Fakta lain dari kelapa sawit adalah sebanyak 45% dari jumlah lahan kelapa sawit di Indonesia atau sekitar ? 50 ha/orang dikelola oleh petani kecil. Hadirnya kelapa sawit telah menyelamatkan petani tersebut dari kemiskinan. Permasalahan dari kelapa sawit tersebut bukanlah terletak pada kelapa sawit, namun  pada cara budidayanya. Lalu bagaimana cara untuk menyelamatkan lingkungan namun tidak menghilangkan mata pencaharian masyarakat kecil?  Roundtable on Sustainable Palm Oil (RSPO) merupakan bagian dari solusi itu.

RSPO adalah sebuah badan yang merupakan gabungan dari produsen, pengolah, pedagang, retail, investor, NGO (Non Government Organization) dan konsumen untuk mewujudkan standar global pengelolaan kelapa sawit  berkelanjutan atau yang lebih dikenal CSPO (Certified Sustainable Palm Oil). RSPO mengembangkan sebuah konsep kriteria lingkungan dan sosial yang mewajiibkan setiap perusahaan untuk mematuhi segala aturan sebagai syarat untuk mendapatkan sertifikat Sustainable Palm Oil. Ketika mereka mampu mematuhi konsep RSPO dengan benar maka hal ini dapat membantu meminimalkan dampak negatif dari budidaya kelapa sawit pada lingkungan dan masyarakat. Beberapa aspek penting RSPO yang harus ditekankan pada perusahaan yaitu keadilan dalam bekerja, tidak merampas lahan masayarakat lokal, tidak membuka hutan primer/lindung untuk lahan perkebunan, dan satwa yang berada di perkebunan harus dilestarikan.

RSPO bersama WWF dalam hal ini cukup serius untuk mewujudkan sertifikasi sustainable palm oil bersama beberapa pihak diatas. Produsen yang telah menjadi anggota RSPO terikat komitmen untuk memenuhi standar sosial dan lingkungan, dengan kata lain tidak ada kesempatan bagi perusahaan perusak dan pembakar hutan untuk mendapatkan sertifikat sustainable palm oil. Menurut data tahun 2015 yang dihimpun dari RSPO bahwa 51% perkebunan kelapa sawit di Indonesia sudah bersertifikasi sustainable palm oil dan sebanyak 48% suplai minyak kelapa sawit CSPO global berasal dari perkebunan kelapa sawit Indonesia. Namun, kenyataan pahit yang jelas terlihat adalah tidak lebih dari setengah total suplai CSPO tersebut yang dibeli oleh konsumen global.

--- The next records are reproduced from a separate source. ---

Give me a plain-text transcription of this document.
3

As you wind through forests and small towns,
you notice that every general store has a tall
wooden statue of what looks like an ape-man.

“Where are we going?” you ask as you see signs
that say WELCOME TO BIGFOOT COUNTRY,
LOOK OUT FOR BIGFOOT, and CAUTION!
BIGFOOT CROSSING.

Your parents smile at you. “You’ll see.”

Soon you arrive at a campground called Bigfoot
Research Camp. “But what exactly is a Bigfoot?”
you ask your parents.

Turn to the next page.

Sebagai negara besar, Indonesia juga cukup masyur dengan jumlah aktivis didalamnya. Jika dikalkulasikan, aksi yang paling banyak dilakukan para aktivis tersebut adalah kampanye lingkungan. Bahasannya lebih banyak pada hilangnya hutan tropis di Indonesia yang disebabkan oleh ekspansi perusahaan kelapa sawit nakal. Namun berbanding terbalik dengan jumlah aktivis yang merekomendasikan RSPO sebagai solusi. Bahkan kebanyakan kampanye hanyalah sebuah penyampaian informasi yang tidak menawarkan solusi yang tepat kepada konsumen.

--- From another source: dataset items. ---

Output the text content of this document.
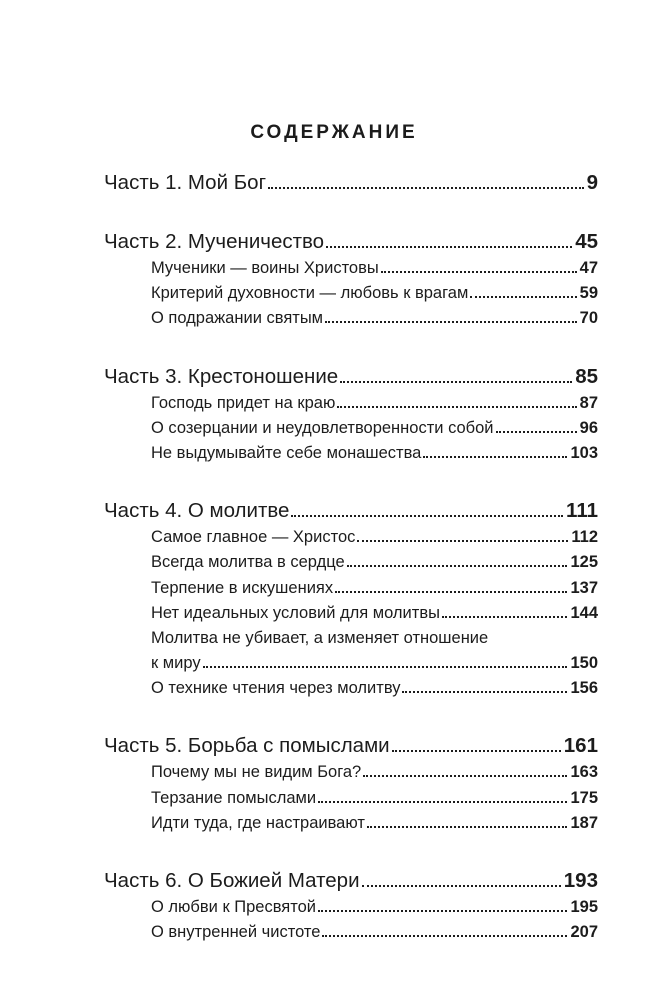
СОДЕРЖАНИЕ
Часть 1. Мой Бог	9
Часть 2. Мученичество	45
Мученики — воины Христовы	47
Критерий духовности — любовь к врагам	59
О подражании святым	70
Часть 3. Крестоношение	85
Господь придет на краю	87
О созерцании и неудовлетворенности собой	96
Не выдумывайте себе монашества	103
Часть 4. О молитве	111
Самое главное — Христос	112
Всегда молитва в сердце	125
Терпение в искушениях	137
Нет идеальных условий для молитвы	144
Молитва не убивает, а изменяет отношение
к миру	150
О технике чтения через молитву	156
Часть 5. Борьба с помыслами	161
Почему мы не видим Бога?	163
Терзание помыслами	175
Идти туда, где настраивают	187
Часть 6. О Божией Матери	193
О любви к Пресвятой	195
О внутренней чистоте	207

Kini saatnya menjadi konsumen cerdas untuk menyelamatkan hutan tropis Indonesia. Hutan tropis merupakan rumah bagi ribuan jenis satwa. Beberapa diantaranya dalam status terancam punah. Harus disadari bahwa teori 3R (Reuse, Recycle, Reduce)  tidak berlaku pada orang hutan, harimau sumatera dan gajah borneo. Jika satwa tersebut punah, maka tidak bisa diadakan lagi. Dalam hal ini dimaksud sebagai tidak mampu didaur ulang. Jangan biarkan mereka bertarung sendiri melawan ekspansi perkebunan kelapa sawit.

Orang pintar akan memilih produk kelapa sawit yang berlogo RSPO yang sudah jelas akan menyelamatkan hutan. Mari bersama menyadarkan 49% perusahaan perkebunan kelapa sawit yang belum bersertifikat sustainable palm oil serta menjadi konsumen cerdas untuk menyudahi ketidaknyamanan bumi ini. Dunia sudah jenuh ketika musim hujan tiba khawatir datangnya banjir ataupun  ketika musim kemarau datang, harus menderita kelangkaan air bersih.

Indonesia memiliki kekuatan besar sebagai pengendali pasar minyak kelapa sawit. Indonesia memiliki jumlah penduduk sekitar 237 juta jiwa (BPS 2010). Hal ini membuat Indonesia sebagai konsumen terbesar di dunia. Indonesia tentu mampu mewujudkan perkebunan kelapa sawit berkembang menjadi lebih baik. Mari menjadi generasi konsumen pintar dengan menggunakan produk kelapa sawit berlogo RSPO, untuk melindungi dan menjamin kelestarian hutan beserta satwa Indonesia!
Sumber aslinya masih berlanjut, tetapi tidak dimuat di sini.